You know, some days are just plain old tougher than others. Days when you strap yourself into the roller-coaster ride and get taken on an adventure you had no idea was coming – sort of like hopping on what you thought was a carousel and learning that it was Space Mountain instead. And it’s on those days, my friends, when you may want to just come home, drop your gear, and call the pizzaman. But what may be a better idea is to roll up your sleeves and burn off that stress in the kitchen.
I was right there tonight – I didn’t feel like cooking, didn’t feel like eating a healthy meal, and just wanted a plate of good old fatty food instead. And believe me, I’m no prude when it comes to the fattier meals in life – I just knew that I hadn’t started the week with two workouts for nothing! So I pulled out my beloved Le Creuset, added the ingredients for tortilla soup, and got to work.
This is yet another magical recipe from Ginny Kay McMeans’ The Make-Ahead Vegan Cookbook, and like all the others we’ve tried, it’s a clear winner. And not for nothing, it used two of my favorite kitchen items – the aforementioned Le Creuset and my immersion blender! Love, love, love.

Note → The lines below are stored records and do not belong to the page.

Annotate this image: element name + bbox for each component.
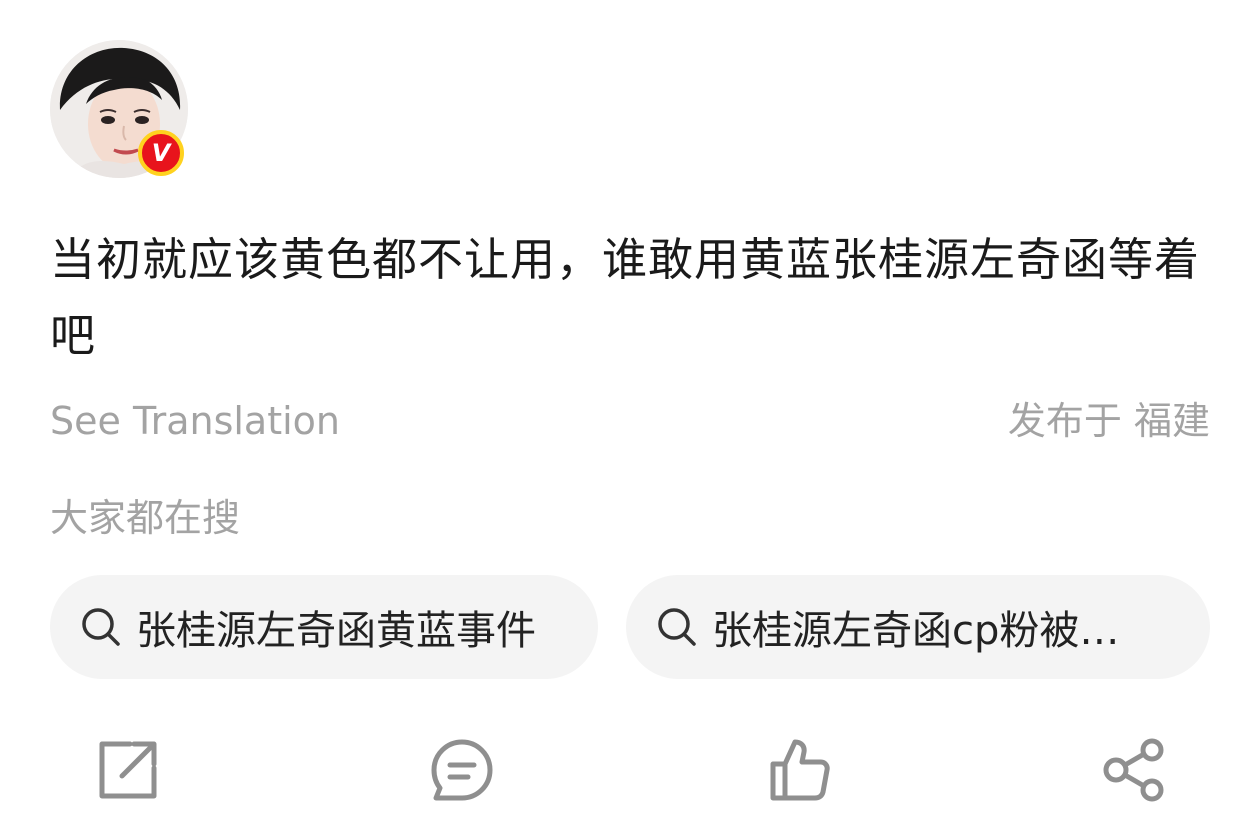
related-search-label: 张桂源左奇函黄蓝事件 [136, 608, 536, 654]
post-text: 当初就应该黄色都不让用，谁敢用黄蓝张桂源左奇函等着吧 [50, 233, 1201, 362]
related-searches-title: 大家都在搜 [50, 496, 241, 540]
post-card: V 当初就应该黄色都不让用，谁敢用黄蓝张桂源左奇函等着吧 See Transla… [0, 0, 1260, 836]
share-button[interactable] [1100, 736, 1168, 804]
comment-icon [431, 739, 493, 801]
share-icon [1103, 738, 1164, 802]
search-icon [658, 608, 696, 646]
comment-button[interactable] [428, 736, 496, 804]
like-button[interactable] [765, 736, 833, 804]
post-location: 发布于 福建 [1007, 399, 1210, 443]
related-search-label: 张桂源左奇函cp粉被… [712, 608, 1120, 654]
verified-badge-letter: V [151, 139, 171, 167]
like-icon [770, 739, 830, 801]
share-out-icon [99, 741, 157, 799]
author-avatar-container: V [50, 40, 188, 178]
share-out-button[interactable] [94, 736, 162, 804]
verified-badge: V [138, 130, 184, 176]
related-search-chip[interactable]: 张桂源左奇函黄蓝事件 [50, 575, 598, 679]
see-translation-link[interactable]: See Translation [50, 395, 340, 447]
related-search-chip[interactable]: 张桂源左奇函cp粉被… [626, 575, 1210, 679]
search-icon [82, 608, 120, 646]
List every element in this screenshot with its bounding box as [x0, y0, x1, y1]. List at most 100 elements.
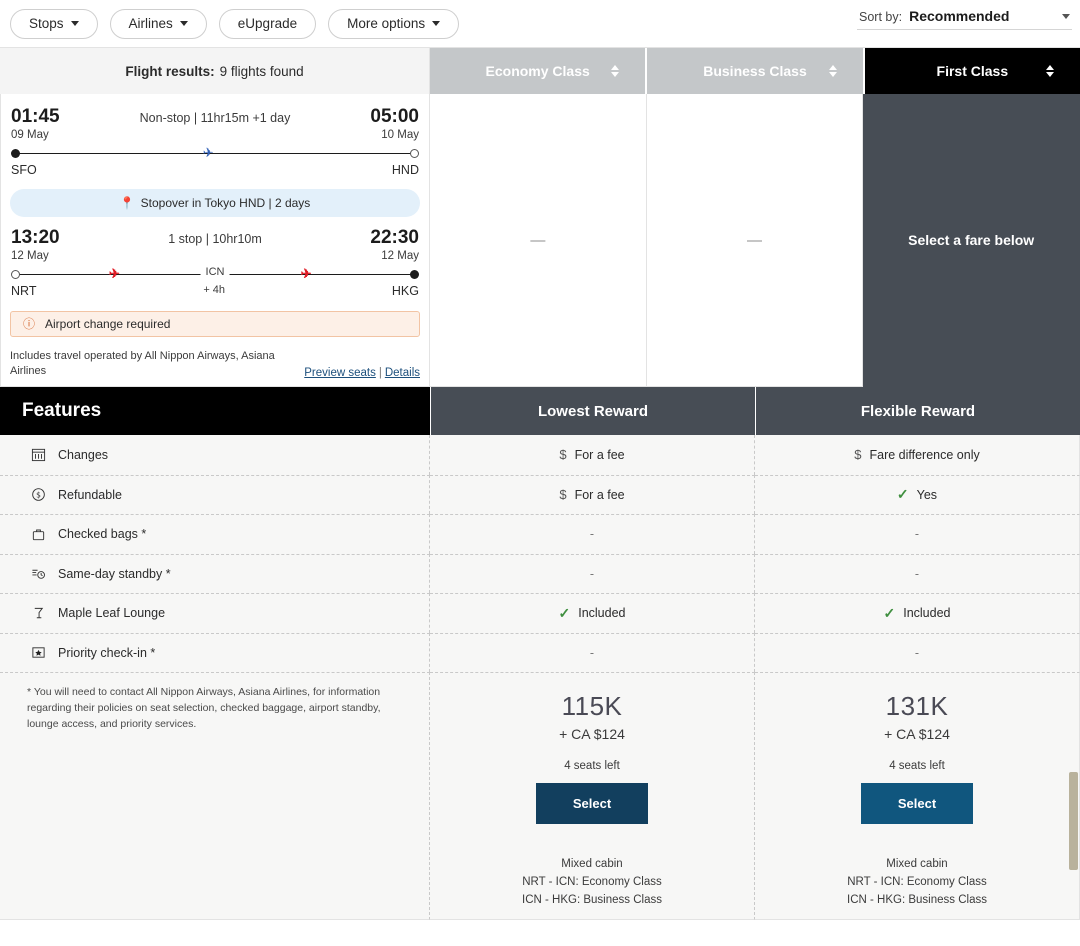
sort-by-label: Sort by: [859, 10, 903, 24]
flight-results-summary: Flight results: 9 flights found [0, 48, 430, 94]
feature-label-text: Same-day standby * [58, 566, 171, 581]
feature-value-text: Included [903, 606, 951, 621]
select-button-lowest-reward[interactable]: Select [536, 783, 648, 824]
fare-cell-economy-value: — [530, 231, 546, 249]
feature-value-refundable-lowest: $ For a fee [430, 474, 755, 514]
page-scrollbar-thumb[interactable] [1069, 772, 1078, 870]
table-row: $ Refundable $ For a fee ✓ Yes [0, 474, 1080, 514]
location-pin-icon: 📍 [119, 195, 135, 210]
mixed-cabin-line-2: ICN - HKG: Business Class [847, 893, 987, 906]
fare-cash-lowest: + CA $124 [559, 726, 625, 742]
feature-label-text: Changes [58, 447, 109, 462]
itinerary-links: Preview seats | Details [304, 367, 420, 379]
feature-value-text: - [589, 566, 595, 581]
features-column-lowest-reward: Lowest Reward [430, 387, 755, 435]
preview-seats-link[interactable]: Preview seats [304, 367, 376, 379]
chevron-down-icon [70, 21, 79, 26]
chevron-down-icon [432, 21, 441, 26]
table-row: Checked bags * - - [0, 514, 1080, 554]
features-column-flexible-reward: Flexible Reward [755, 387, 1080, 435]
leg2-stop-code: ICN [200, 265, 230, 278]
feature-label-text: Priority check-in * [58, 645, 156, 660]
select-button-flexible-reward[interactable]: Select [861, 783, 973, 824]
table-row: Maple Leaf Lounge ✓ Included ✓ Included [0, 593, 1080, 633]
mixed-cabin-title: Mixed cabin [561, 858, 623, 870]
feature-value-checked-bags-lowest: - [430, 514, 755, 554]
filter-airlines-button[interactable]: Airlines [109, 8, 207, 39]
mixed-cabin-line-2: ICN - HKG: Business Class [522, 893, 662, 906]
fare-cell-economy[interactable]: — [430, 94, 647, 387]
fare-seats-left-lowest: 4 seats left [564, 760, 620, 772]
pricing-row: * You will need to contact All Nippon Ai… [0, 672, 1080, 920]
mixed-cabin-line-1: NRT - ICN: Economy Class [847, 875, 987, 888]
table-row: Same-day standby * - - [0, 553, 1080, 593]
fare-cell-business-value: — [747, 231, 762, 249]
airport-change-warning-text: Airport change required [45, 316, 171, 331]
standby-clock-icon [30, 565, 47, 582]
filter-eupgrade-button[interactable]: eUpgrade [218, 8, 317, 39]
fare-cell-business[interactable]: — [646, 94, 864, 387]
sort-by-select[interactable]: Sort by: Recommended [857, 8, 1072, 30]
cabin-tab-business[interactable]: Business Class [647, 48, 865, 94]
priority-star-icon [30, 644, 47, 661]
feature-value-priority-check-in-lowest: - [430, 632, 755, 672]
leg1-depart-time: 01:45 [11, 106, 60, 127]
leg1-depart-date: 09 May [11, 128, 49, 141]
lounge-glass-icon [30, 605, 47, 622]
cabin-tab-economy-label: Economy Class [485, 63, 590, 79]
feature-label-priority-check-in: Priority check-in * [0, 632, 430, 672]
suitcase-icon [30, 526, 47, 543]
cabin-tab-economy[interactable]: Economy Class [430, 48, 648, 94]
feature-label-checked-bags: Checked bags * [0, 514, 430, 554]
feature-label-text: Refundable [58, 487, 122, 502]
features-header-row: Features Lowest Reward Flexible Reward [0, 387, 1080, 435]
fare-option-lowest-reward: 115K + CA $124 4 seats left Select Mixed… [430, 672, 755, 920]
leg1-arrive-date: 10 May [381, 128, 419, 141]
feature-label-refundable: $ Refundable [0, 474, 430, 514]
stopover-banner: 📍 Stopover in Tokyo HND | 2 days [10, 188, 420, 217]
refund-dollar-circle-icon: $ [30, 486, 47, 503]
fare-option-flexible-reward: 131K + CA $124 4 seats left Select Mixed… [755, 672, 1080, 920]
feature-value-text: Fare difference only [869, 447, 980, 462]
fare-cash-flexible: + CA $124 [884, 726, 950, 742]
check-icon: ✓ [558, 604, 571, 621]
cabin-tab-first-label: First Class [936, 63, 1009, 79]
dollar-icon: $ [559, 487, 567, 503]
flight-results-count: 9 flights found [219, 63, 304, 79]
leg1-summary: Non-stop | 11hr15m +1 day [139, 111, 291, 125]
leg2-arrive-time: 22:30 [370, 226, 419, 248]
feature-value-same-day-standby-flexible: - [755, 553, 1080, 593]
leg1-origin-dot [11, 148, 20, 158]
airport-change-warning: ⓘ Airport change required [10, 310, 420, 337]
feature-value-checked-bags-flexible: - [755, 514, 1080, 554]
table-row: Changes $ For a fee $ Fare difference on… [0, 435, 1080, 475]
check-icon: ✓ [883, 604, 896, 621]
fare-cell-first[interactable]: Select a fare below [863, 94, 1080, 387]
stopover-text: Stopover in Tokyo HND | 2 days [140, 195, 311, 210]
leg2-summary: 1 stop | 10hr10m [168, 231, 262, 246]
details-link[interactable]: Details [385, 367, 420, 379]
sort-arrows-icon [611, 65, 620, 77]
features-table: Changes $ For a fee $ Fare difference on… [0, 435, 1080, 672]
feature-value-maple-leaf-lounge-flexible: ✓ Included [755, 593, 1080, 633]
flight-results-label: Flight results: [125, 63, 215, 79]
leg2-layover-duration: + 4h [203, 283, 226, 296]
fare-cell-first-value: Select a fare below [908, 232, 1035, 248]
flight-results-page: Stops Airlines eUpgrade More options Sor… [0, 0, 1080, 946]
cabin-tab-first[interactable]: First Class [864, 48, 1080, 94]
sort-arrows-icon [828, 65, 837, 77]
filter-stops-button[interactable]: Stops [10, 8, 98, 39]
features-footnote: * You will need to contact All Nippon Ai… [27, 686, 381, 730]
svg-text:$: $ [36, 491, 41, 500]
leg1-destination-dot [410, 148, 419, 158]
feature-label-same-day-standby: Same-day standby * [0, 553, 430, 593]
feature-value-text: Included [578, 606, 626, 621]
airplane-icon: ✈ [108, 265, 120, 281]
leg2-origin-code: NRT [11, 283, 37, 298]
filter-more-options-button[interactable]: More options [328, 8, 460, 39]
mixed-cabin-title: Mixed cabin [886, 858, 948, 870]
fare-miles-lowest: 115K [561, 691, 623, 721]
mixed-cabin-note-lowest: Mixed cabin NRT - ICN: Economy Class ICN… [522, 856, 662, 909]
leg2-depart-time: 13:20 [11, 226, 60, 248]
feature-value-maple-leaf-lounge-lowest: ✓ Included [430, 593, 755, 633]
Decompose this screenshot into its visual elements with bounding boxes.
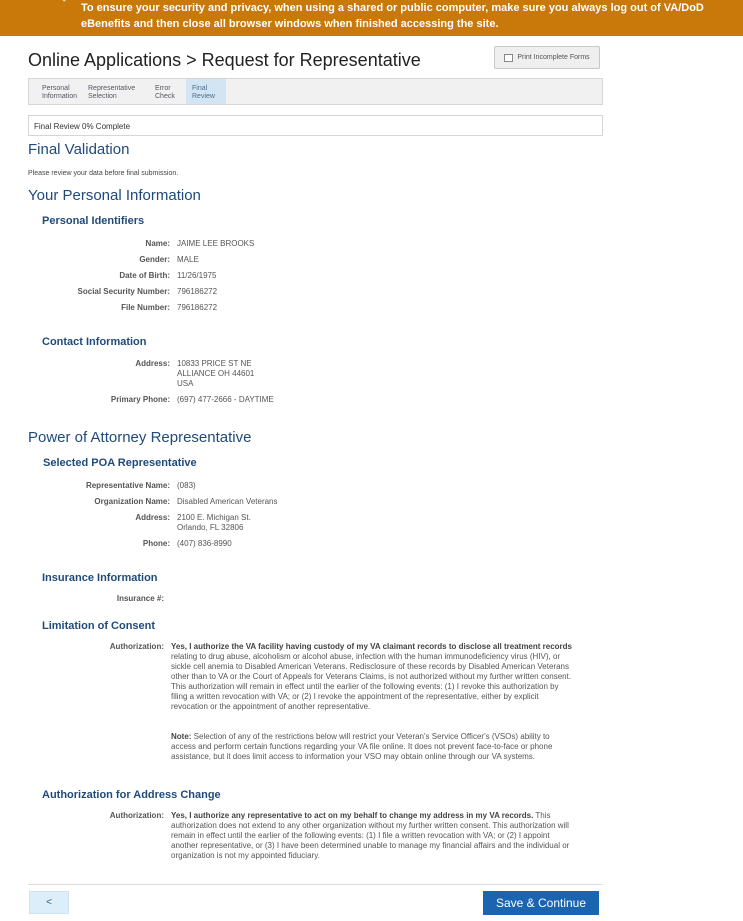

As usual, I won’t go into the ins and outs of the entire recipe since Ms. McMeans has a book to sell, but I will say that a chipotle pepper in adobo makes an appearance (luckily, I have plenty in the freezer after opening a can over the weekend!) and the fire-roasted diced tomatoes round out the brothy soup very, very nicely indeed. We garnished our bowls with tortilla strips, vegan sour cream, and hot sauce, and then dipped some tortilla chips in for good measure. The final result was perfection – a smoky, earthy taste that had plenty of heat without being overpowering. The blended onions and garlic sang, and the chipotle brought the spice!
We each went back for seconds – in LeeLee’s case, thirds! – which is always a measure of success. I can’t wait to try this soup again!